A top-10 law firm will float on the stock market in the next couple of years, a senior former legal regulator predicted last week.
He also argued for rapid regulatory authorisation for lawtech start-ups delivering legal services and that regulators should ‘get out more’ to understand the market better.
Crispin Passmore, speaking at the online Lawtech Sandbox Showcase – an event held to celebrate the latest ‘sandbox’, which helps selected lawtech start-ups accelerate their growth – suggested Allen & Overy might be the first large firm to go public.
He said: “I suspect that in the next couple of years we’ll see one of the top-10 law firms float.”
He was commenting on the advantages listed law firms had in keeping their businesses alive to outside views, in contrast to firms run on the traditional partnership model.
Having non-executive directors was beneficial, he said.

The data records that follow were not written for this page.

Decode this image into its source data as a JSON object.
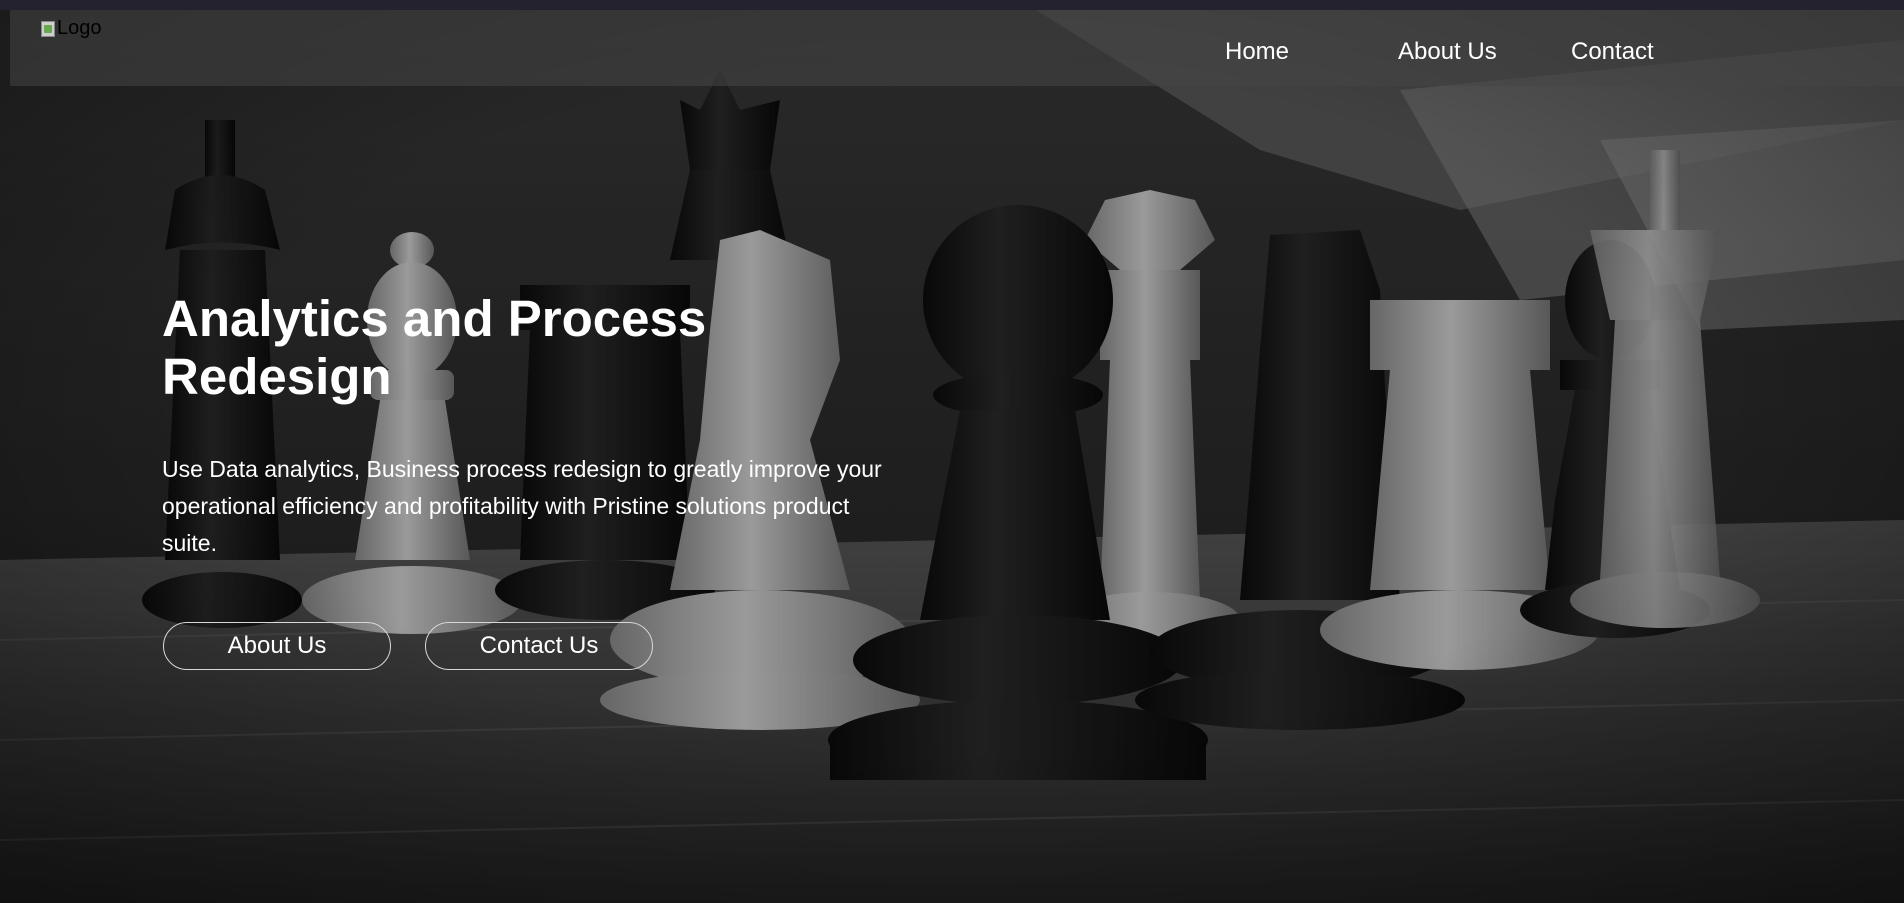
{
  "header": {
    "logo_alt": "Logo",
    "nav": [
      "Home",
      "About Us",
      "Contact"
    ]
  },
  "hero": {
    "title_line1": "Analytics and Process",
    "title_line2": "Redesign",
    "description": "Use Data analytics, Business process redesign to greatly improve your operational efficiency and profitability with Pristine solutions product suite.",
    "primary_button": "About Us",
    "secondary_button": "Contact Us"
  },
  "colors": {
    "text": "#ffffff",
    "navbar_bg": "#464646",
    "button_border": "#d8d8d8"
  }
}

It was the same with private equity, in the sense that non-lawyer investors brought experience of other industries.
Introducing the event, Jennifer Swallow, director of LawtechUK, described the sandbox as “an innovation environment designed to accelerate the pace at which we can bring lawtech products and services to market”.
It provides the chosen start-ups with access to data, to legal regulators and to collaborators, namely decision-makers in law firms.
Ms Swallow interviewed justice minister Lord David Wolfson QC, who urged law firms to “jump on board the lawtech train”, which was about to leave the station whether or not they did.
He added: “I don’t think lawtech is a ‘nice-to-have’. It’s not an optional extra, this is the future, it is a ‘must-have’ that is really non-negotiable… If the last two years have shown us anything, it’s that if you want to stay relevant and competitive and you need to embrace technological change.”
Speaking on a panel of data experts and regulators, Mr Passmore, who was director of policy at the Solicitors Regulation Authority until 2018, advised legal regulators to “keep it simple” when it came to regulating lawtech start-ups.
He suggested that all regulators spent one day a week out and about “engaging with businesses [which are] trying to do things differently on the front line” in order to understand them and take the knowledge back into their organisations.
He continued that authorisation processes were “too long and cumbersome” and should be rubber-stamped as long as start-ups “self-declared” they had complied. A “one-week approval process for people to enter markets” should be sufficient, he said.
Amy McConnell, head of legal operations at Vodafone Business, said she would like to see lawtech pioneers aiming more at helping “the average person on the street” with access to justice, such as employees, tenants and visa applicants.
But she acknowledged that much of business involved contracts. Start-ups making legal contracts smarter would help businesses grow.
Bruce Braude, chief technology officer of Deloitte Legal, the showcase’s sponsors, said he was “excited” that lawtech start-ups were beginning to provide legal services themselves.